Врачиха взяла свой смартфон, и я вдруг заметил, что обычный устаревший на пятьдесят лет гаджет, был упакован в чехол из настоящего чистого золота. Он немного покрутил скринсейвер и без единой надписи ответил врачихе голосом:
— Била баночка з червоною кришечкою та рожевою стричкою. Прийматы два разы на добу по пивтаблетки писля йижи.
Врач поздоровалась с нами, и Кшиштовский довольно умело ей объяснил, что у нас приказ оставить помощь больнице. Девушка неохотно согласилась, но когда я достал документ о получении, и передал его ей, она вдруг поменялась в лице и с негодующим непониманием посмотрела на нас.
Кшиштовский попытался ей объяснить что нам нужна её подпись и что без неё мы не можем уйти и оставить груз, на что она буквально наорала на нас что-то вроде:
— Я що, схожа на ксёндза чи шо? Идыть геть доки хлопци не оскажанилы!

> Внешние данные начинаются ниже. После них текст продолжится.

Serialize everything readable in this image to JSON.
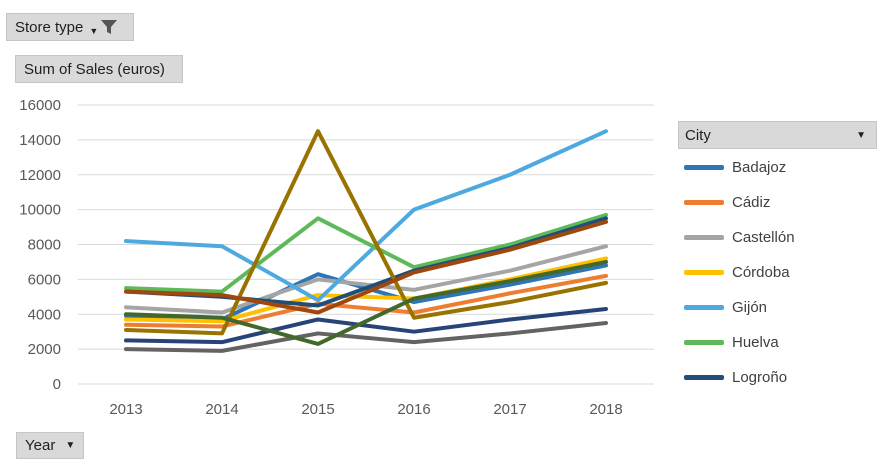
{
  "pivot": {
    "filter_label": "Store type",
    "filter_icon": "funnel-icon",
    "values_label": "Sum of Sales (euros)",
    "axis_label": "Year",
    "legend_label": "City"
  },
  "chart_data": {
    "type": "line",
    "title": "",
    "xlabel": "",
    "ylabel": "",
    "categories": [
      "2013",
      "2014",
      "2015",
      "2016",
      "2017",
      "2018"
    ],
    "ylim": [
      0,
      16000
    ],
    "yticks": [
      0,
      2000,
      4000,
      6000,
      8000,
      10000,
      12000,
      14000,
      16000
    ],
    "grid": true,
    "legend_position": "right",
    "legend_entries": [
      "Badajoz",
      "Cádiz",
      "Castellón",
      "Córdoba",
      "Gijón",
      "Huelva",
      "Logroño"
    ],
    "series": [
      {
        "name": "Badajoz",
        "color": "#2e75b6",
        "values": [
          3900,
          3700,
          6300,
          4700,
          5700,
          6800
        ],
        "legend": true
      },
      {
        "name": "Cádiz",
        "color": "#ed7d31",
        "values": [
          3400,
          3300,
          4600,
          4100,
          5200,
          6200
        ],
        "legend": true
      },
      {
        "name": "Castellón",
        "color": "#a5a5a5",
        "values": [
          4400,
          4100,
          6000,
          5400,
          6500,
          7900
        ],
        "legend": true
      },
      {
        "name": "Córdoba",
        "color": "#ffc000",
        "values": [
          3700,
          3600,
          5100,
          4900,
          6000,
          7200
        ],
        "legend": true
      },
      {
        "name": "Gijón",
        "color": "#4ea9e0",
        "values": [
          8200,
          7900,
          4800,
          10000,
          12000,
          14500
        ],
        "legend": true
      },
      {
        "name": "Huelva",
        "color": "#5eb95a",
        "values": [
          5500,
          5300,
          9500,
          6700,
          8000,
          9700
        ],
        "legend": true
      },
      {
        "name": "Logroño",
        "color": "#1f4e79",
        "values": [
          5300,
          5000,
          4500,
          6500,
          7800,
          9500
        ],
        "legend": true
      },
      {
        "color": "#264478",
        "values": [
          2500,
          2400,
          3700,
          3000,
          3700,
          4300
        ],
        "legend": false
      },
      {
        "color": "#636363",
        "values": [
          2000,
          1900,
          2900,
          2400,
          2900,
          3500
        ],
        "legend": false
      },
      {
        "color": "#997300",
        "values": [
          3100,
          2900,
          14500,
          3800,
          4700,
          5800
        ],
        "legend": false
      },
      {
        "color": "#43682b",
        "values": [
          4000,
          3800,
          2300,
          4900,
          5900,
          7000
        ],
        "legend": false
      },
      {
        "color": "#9e480e",
        "values": [
          5300,
          5100,
          4100,
          6400,
          7700,
          9300
        ],
        "legend": false
      }
    ]
  }
}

Кшиштовский некоторое время пытался с ней по хорошему, но она была ни в какую. Я дал ей время, улыбался и расправил свои уши, постарался изобразить максимально нежную женскую грацию, и в итоге она обратила на меня внимание. Я жестом попросил поговорить с главным в этой больнице, и она с недоумением придвинула телефон к моему лицу.

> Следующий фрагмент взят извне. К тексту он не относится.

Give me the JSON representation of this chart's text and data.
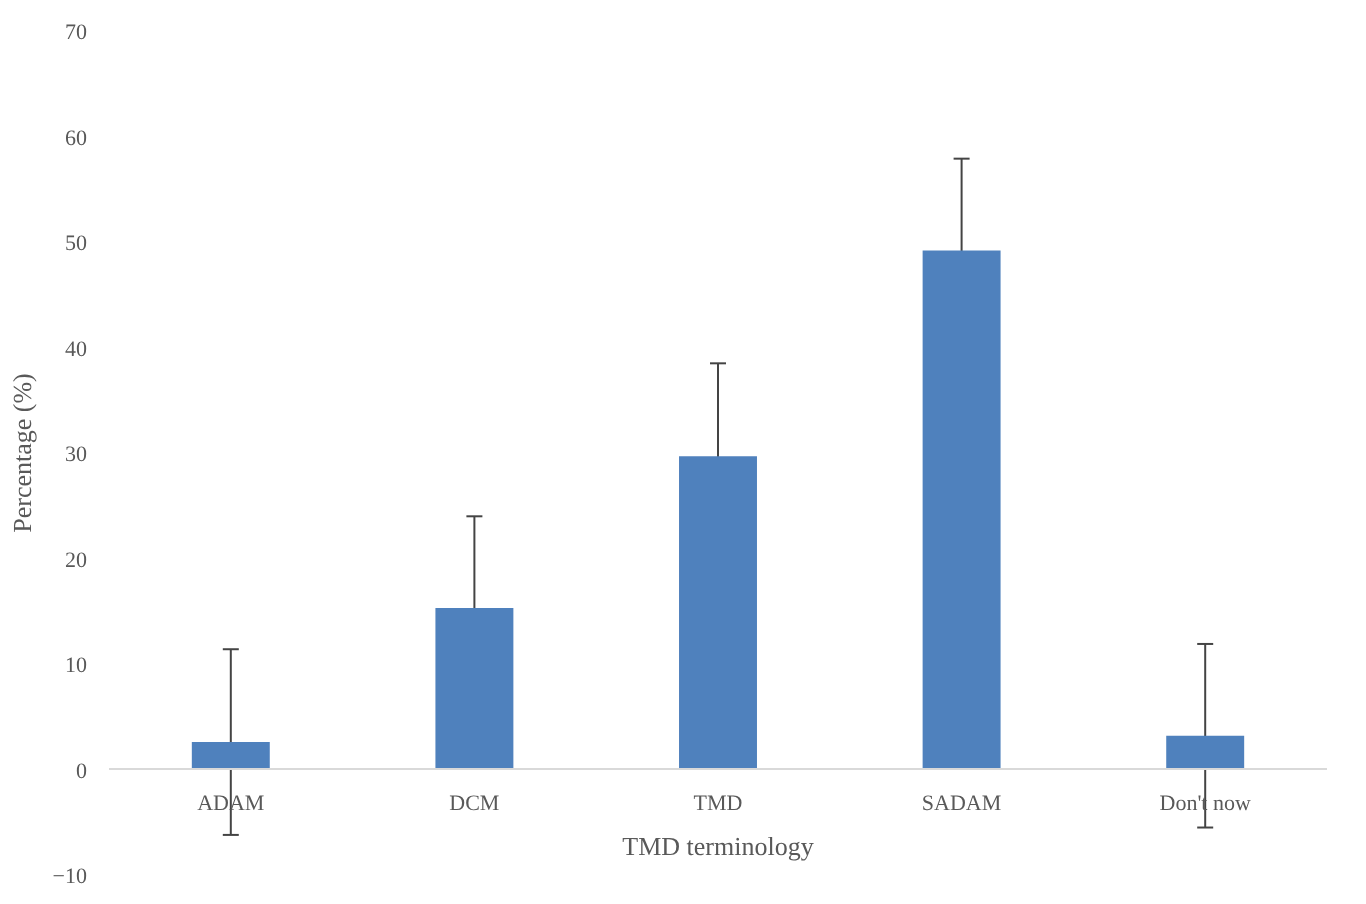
{
  "chart_data": {
    "type": "bar",
    "xlabel": "TMD terminology",
    "ylabel": "Percentage (%)",
    "categories": [
      "ADAM",
      "DCM",
      "TMD",
      "SADAM",
      "Don't now"
    ],
    "values": [
      2.6,
      15.3,
      29.7,
      49.2,
      3.2
    ],
    "errors": [
      8.8,
      8.7,
      8.8,
      8.7,
      8.7
    ],
    "color": "#4f81bd",
    "ylim": [
      -10,
      70
    ],
    "yticks": [
      -10,
      0,
      10,
      20,
      30,
      40,
      50,
      60,
      70
    ],
    "grid": false
  }
}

— Оk, Oxford Instruments, — обратился я напрямую к операционке старенького английского дивайса. — Придумай подпись для врача и нарисуй её на экране.
Врачиха так удивилась, что её поджилки едва не затряслись от страха. А когда она навела камеру на бумагу, то смартфон стал пошагово рисовать все штрихи которые ей придётся сделать ручкой.
Когда мы покинули это странное здание, мы увидели как на улицу вывалили огромные толпы народу. Они старались не смотреть солдатам в глаза, и то и дело шныряли за спинами как карикатурные воришки из спектаклей. Врачиха бросила своих пациентов и стала в конец бесконечной очереди. Тогда я понял, что говорить тут явно не с кем. Если на гуманитарку плевать даже тем, кто ответственен за её приём, то вот грузовики нам ещё могли и пригодиться. Я поднял руку и через рацию в чокере отдал приказ открыть двери.